Hey Kids! Comics! vol. III #5 // Review

It's the middle of the 1980s, and the comic book industry is in a serious moment of change. It's the dawn of the Copper Age of Comics, and both the big two comic book companies AND a growing number of little indies are beginning to evolve into something completely different. Writer/artist Howard Chaykin continues his exploration of the history of the industry in Hey Kids! Comics! vol. III #5. Chaykin tells tales from the era of Moore, Miller, Eastman, Laird, and...Chaykin. It's a fun little excursion through the era that would end in the current rise of a post-comic book era for the comic book industry.

Durkee and Stendahl are in the process of being rejected by everyone. So all they have to do is publish themselves. How hard could that be? And what are they going to do when The Antisocial Positronic Aardvarks make it mega-big in and out of the comics shops? Meanwhile, Marvel Verve Comics is hemorrhaging talent, and Jeanette Kahn Shoshana Glaub is helping to move DC Yankee Comics in a new, irreverent direction with some particularly dark iterations of the mainstream superhero genre. Meanwhile, Howard Chaykin Noah Gitlin is reaching some level of success, and there's talk of creating a comics rating system like they have in the movies. 

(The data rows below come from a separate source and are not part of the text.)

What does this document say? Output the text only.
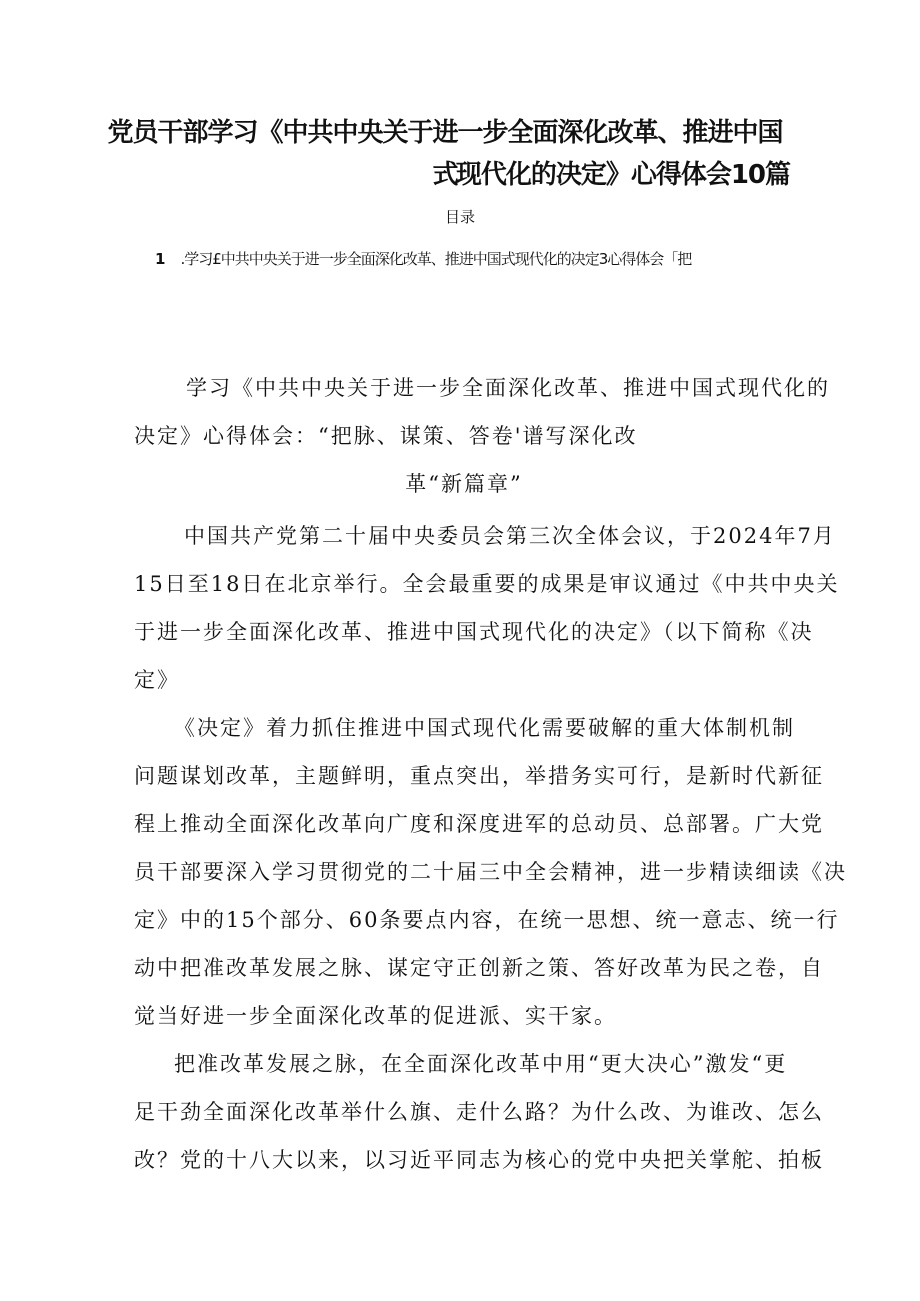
党员干部学习《中共中央关于进一步全面深化改革、推进中国式
现代化的决定》心得体会10篇
目录
1 .学习£中共中央关于进一步全面深化改革、推进中国式现代化的决定3心得体会「把
学习《中共中央关于进一步全面深化改革、推进中国式现代化的
决定》心得体会：“把脉、谋策、答卷'谱写深化改
革“新篇章”
中国共产党第二十届中央委员会第三次全体会议，于2024年7月
15日至18日在北京举行。全会最重要的成果是审议通过《中共中央关
于进一步全面深化改革、推进中国式现代化的决定》（以下简称《决
定》
《决定》着力抓住推进中国式现代化需要破解的重大体制机制
问题谋划改革，主题鲜明，重点突出，举措务实可行，是新时代新征
程上推动全面深化改革向广度和深度进军的总动员、总部署。广大党
员干部要深入学习贯彻党的二十届三中全会精神，进一步精读细读《决
定》中的15个部分、60条要点内容，在统一思想、统一意志、统一行
动中把准改革发展之脉、谋定守正创新之策、答好改革为民之卷，自
觉当好进一步全面深化改革的促进派、实干家。
把准改革发展之脉，在全面深化改革中用“更大决心”激发“更
足干劲全面深化改革举什么旗、走什么路？为什么改、为谁改、怎么
改？党的十八大以来，以习近平同志为核心的党中央把关掌舵、拍板
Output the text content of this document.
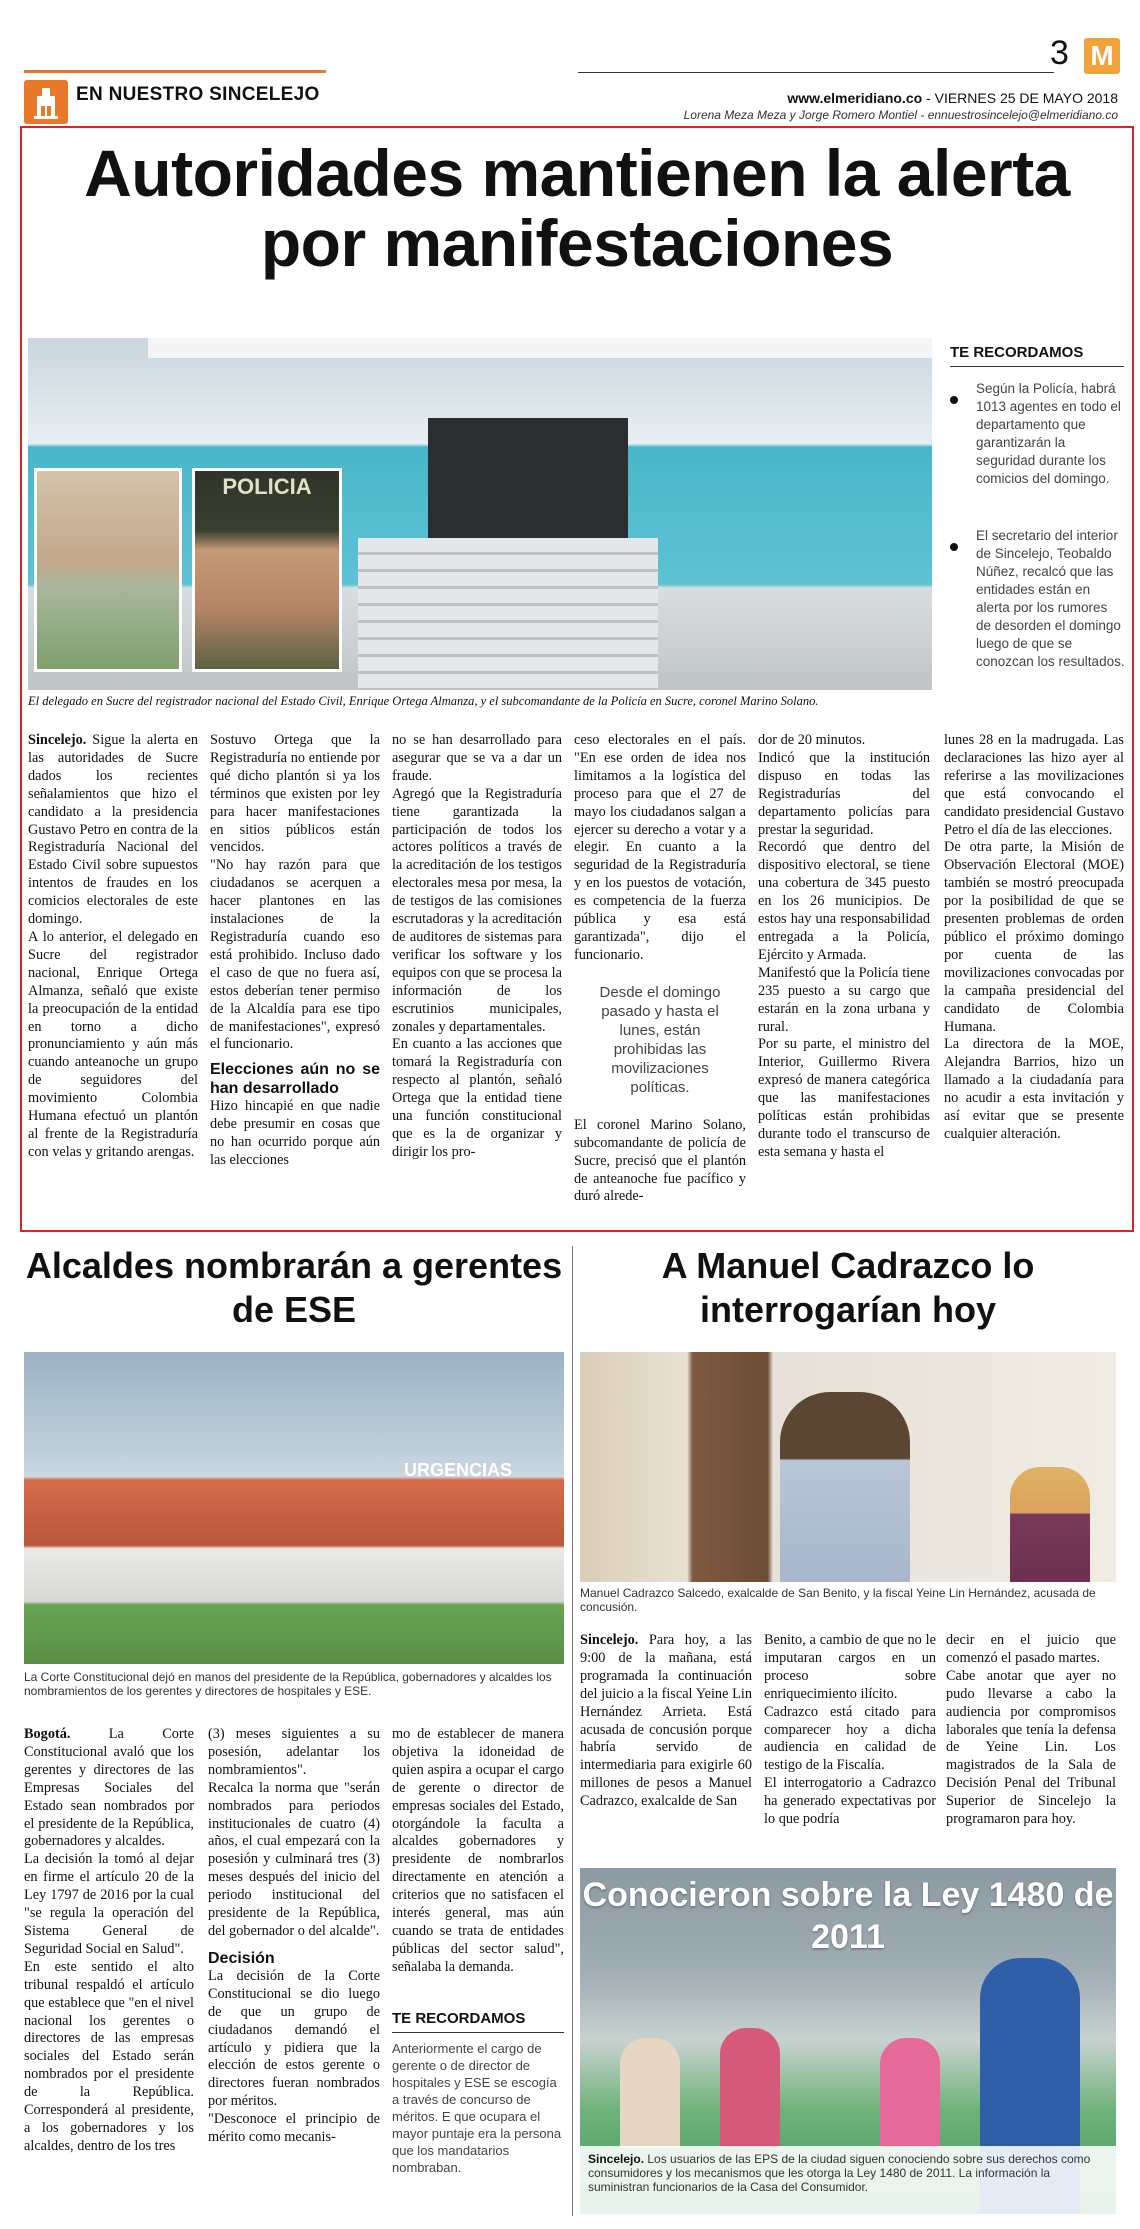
EN NUESTRO SINCELEJO
3 M
www.elmeridiano.co - VIERNES 25 DE MAYO 2018
Lorena Meza Meza y Jorge Romero Montiel - ennuestrosincelejo@elmeridiano.co
Autoridades mantienen la alerta por manifestaciones
POLICIA
El delegado en Sucre del registrador nacional del Estado Civil, Enrique Ortega Almanza, y el subcomandante de la Policía en Sucre, coronel Marino Solano.
TE RECORDAMOS
Según la Policía, habrá 1013 agentes en todo el departamento que garantizarán la seguridad durante los comicios del domingo.
El secretario del interior de Sincelejo, Teobaldo Núñez, recalcó que las entidades están en alerta por los rumores de desorden el domingo luego de que se conozcan los resultados.

Sincelejo. Sigue la alerta en las autoridades de Sucre dados los recientes señalamientos que hizo el candidato a la presidencia Gustavo Petro en contra de la Registraduría Nacional del Estado Civil sobre supuestos intentos de fraudes en los comicios electorales de este domingo.

A lo anterior, el delegado en Sucre del registrador nacional, Enrique Ortega Almanza, señaló que existe la preocupación de la entidad en torno a dicho pronunciamiento y aún más cuando anteanoche un grupo de seguidores del movimiento Colombia Humana efectuó un plantón al frente de la Registraduría con velas y gritando arengas.

Sostuvo Ortega que la Registraduría no entiende por qué dicho plantón si ya los términos que existen por ley para hacer manifestaciones en sitios públicos están vencidos.

"No hay razón para que ciudadanos se acerquen a hacer plantones en las instalaciones de la Registraduría cuando eso está prohibido. Incluso dado el caso de que no fuera así, estos deberían tener permiso de la Alcaldía para ese tipo de manifestaciones", expresó el funcionario.

Elecciones aún no se han desarrollado

Hizo hincapié en que nadie debe presumir en cosas que no han ocurrido porque aún las elecciones

no se han desarrollado para asegurar que se va a dar un fraude.

Agregó que la Registraduría tiene garantizada la participación de todos los actores políticos a través de la acreditación de los testigos electorales mesa por mesa, la de testigos de las comisiones escrutadoras y la acreditación de auditores de sistemas para verificar los software y los equipos con que se procesa la información de los escrutinios municipales, zonales y departamentales.

En cuanto a las acciones que tomará la Registraduría con respecto al plantón, señaló Ortega que la entidad tiene una función constitucional que es la de organizar y dirigir los pro-

ceso electorales en el país. "En ese orden de idea nos limitamos a la logística del proceso para que el 27 de mayo los ciudadanos salgan a ejercer su derecho a votar y a elegir. En cuanto a la seguridad de la Registraduría y en los puestos de votación, es competencia de la fuerza pública y esa está garantizada", dijo el funcionario.

Desde el domingo pasado y hasta el lunes, están prohibidas las movilizaciones políticas.

El coronel Marino Solano, subcomandante de policía de Sucre, precisó que el plantón de anteanoche fue pacífico y duró alrede-

dor de 20 minutos.

Indicó que la institución dispuso en todas las Registradurías del departamento policías para prestar la seguridad.

Recordó que dentro del dispositivo electoral, se tiene una cobertura de 345 puesto en los 26 municipios. De estos hay una responsabilidad entregada a la Policía, Ejército y Armada.

Manifestó que la Policía tiene 235 puesto a su cargo que estarán en la zona urbana y rural.

Por su parte, el ministro del Interior, Guillermo Rivera expresó de manera categórica que las manifestaciones políticas están prohibidas durante todo el transcurso de esta semana y hasta el

lunes 28 en la madrugada. Las declaraciones las hizo ayer al referirse a las movilizaciones que está convocando el candidato presidencial Gustavo Petro el día de las elecciones.

De otra parte, la Misión de Observación Electoral (MOE) también se mostró preocupada por la posibilidad de que se presenten problemas de orden público el próximo domingo por cuenta de las movilizaciones convocadas por la campaña presidencial del candidato de Colombia Humana.

La directora de la MOE, Alejandra Barrios, hizo un llamado a la ciudadanía para no acudir a esta invitación y así evitar que se presente cualquier alteración.

Alcaldes nombrarán a gerentes de ESE
URGENCIAS
La Corte Constitucional dejó en manos del presidente de la República, gobernadores y alcaldes los nombramientos de los gerentes y directores de hospitales y ESE.

Bogotá. La Corte Constitucional avaló que los gerentes y directores de las Empresas Sociales del Estado sean nombrados por el presidente de la República, gobernadores y alcaldes.

La decisión la tomó al dejar en firme el artículo 20 de la Ley 1797 de 2016 por la cual "se regula la operación del Sistema General de Seguridad Social en Salud".

En este sentido el alto tribunal respaldó el artículo que establece que "en el nivel nacional los gerentes o directores de las empresas sociales del Estado serán nombrados por el presidente de la República. Corresponderá al presidente, a los gobernadores y los alcaldes, dentro de los tres

(3) meses siguientes a su posesión, adelantar los nombramientos".

Recalca la norma que "serán nombrados para periodos institucionales de cuatro (4) años, el cual empezará con la posesión y culminará tres (3) meses después del inicio del periodo institucional del presidente de la República, del gobernador o del alcalde".

Decisión

La decisión de la Corte Constitucional se dio luego de que un grupo de ciudadanos demandó el artículo y pidiera que la elección de estos gerente o directores fueran nombrados por méritos.

"Desconoce el principio de mérito como mecanis-

mo de establecer de manera objetiva la idoneidad de quien aspira a ocupar el cargo de gerente o director de empresas sociales del Estado, otorgándole la faculta a alcaldes gobernadores y presidente de nombrarlos directamente en atención a criterios que no satisfacen el interés general, mas aún cuando se trata de entidades públicas del sector salud", señalaba la demanda.

TE RECORDAMOS
Anteriormente el cargo de gerente o de director de hospitales y ESE se escogía a través de concurso de méritos. E que ocupara el mayor puntaje era la persona que los mandatarios nombraban.
A Manuel Cadrazco lo interrogarían hoy
Manuel Cadrazco Salcedo, exalcalde de San Benito, y la fiscal Yeine Lin Hernández, acusada de concusión.

Sincelejo. Para hoy, a las 9:00 de la mañana, está programada la continuación del juicio a la fiscal Yeine Lin Hernández Arrieta. Está acusada de concusión porque habría servido de intermediaria para exigirle 60 millones de pesos a Manuel Cadrazco, exalcalde de San

Benito, a cambio de que no le imputaran cargos en un proceso sobre enriquecimiento ilícito.

Cadrazco está citado para comparecer hoy a dicha audiencia en calidad de testigo de la Fiscalía.

El interrogatorio a Cadrazco ha generado expectativas por lo que podría

decir en el juicio que comenzó el pasado martes.

Cabe anotar que ayer no pudo llevarse a cabo la audiencia por compromisos laborales que tenía la defensa de Yeine Lin. Los magistrados de la Sala de Decisión Penal del Tribunal Superior de Sincelejo la programaron para hoy.

Conocieron sobre la Ley 1480 de 2011
Sincelejo. Los usuarios de las EPS de la ciudad siguen conociendo sobre sus derechos como consumidores y los mecanismos que les otorga la Ley 1480 de 2011. La información la suministran funcionarios de la Casa del Consumidor.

Chaykin quickly moves through various aspects of comic books history with wit and a sharp narrative style. It's clear that he has no love for Eastman and Laird, but there IS a great deal of respect for them and what they'd built. The framing of the Dark Knight/Watchmen era of DC Comics is a fun read from Chaykin's perspective, and it IS interesting seeing him give a serious amount of weight to talks of self-regulation in the era.

It's fascinating to watch Chaykin work in so many familiar styles in the interest of illustrating the history of the industry. There are some very sharp page layouts that hammer home the emotional reality of an era that Chaykin was very much a part of. Reaction in and around the self-regulation matter hits the page in 13 angry panels featuring various figures in the industry being very terse. Most artists would need help nailing the power of that the way Chaykin does. There's an aggressive punchiness to the art that amplifies the drama without making it feel exaggerated. Cleverly nuanced stuff.

As sharp as Chaykin's storytelling is, it's a very quick enjoyment across various elements of this point in comic book history. There isn't a whole lot of insight that's being driven into the narrative. He's just delivering it to the page in a way that seems suitably crazy. Because it was a crazy area. Because there's never been anything other than a crazy era in a very, very strange industry. The business never really made sense. Chaykin knows this, and he's playing with it in a way that makes it feel every bit as insane as it is. Art imitates life imitating art.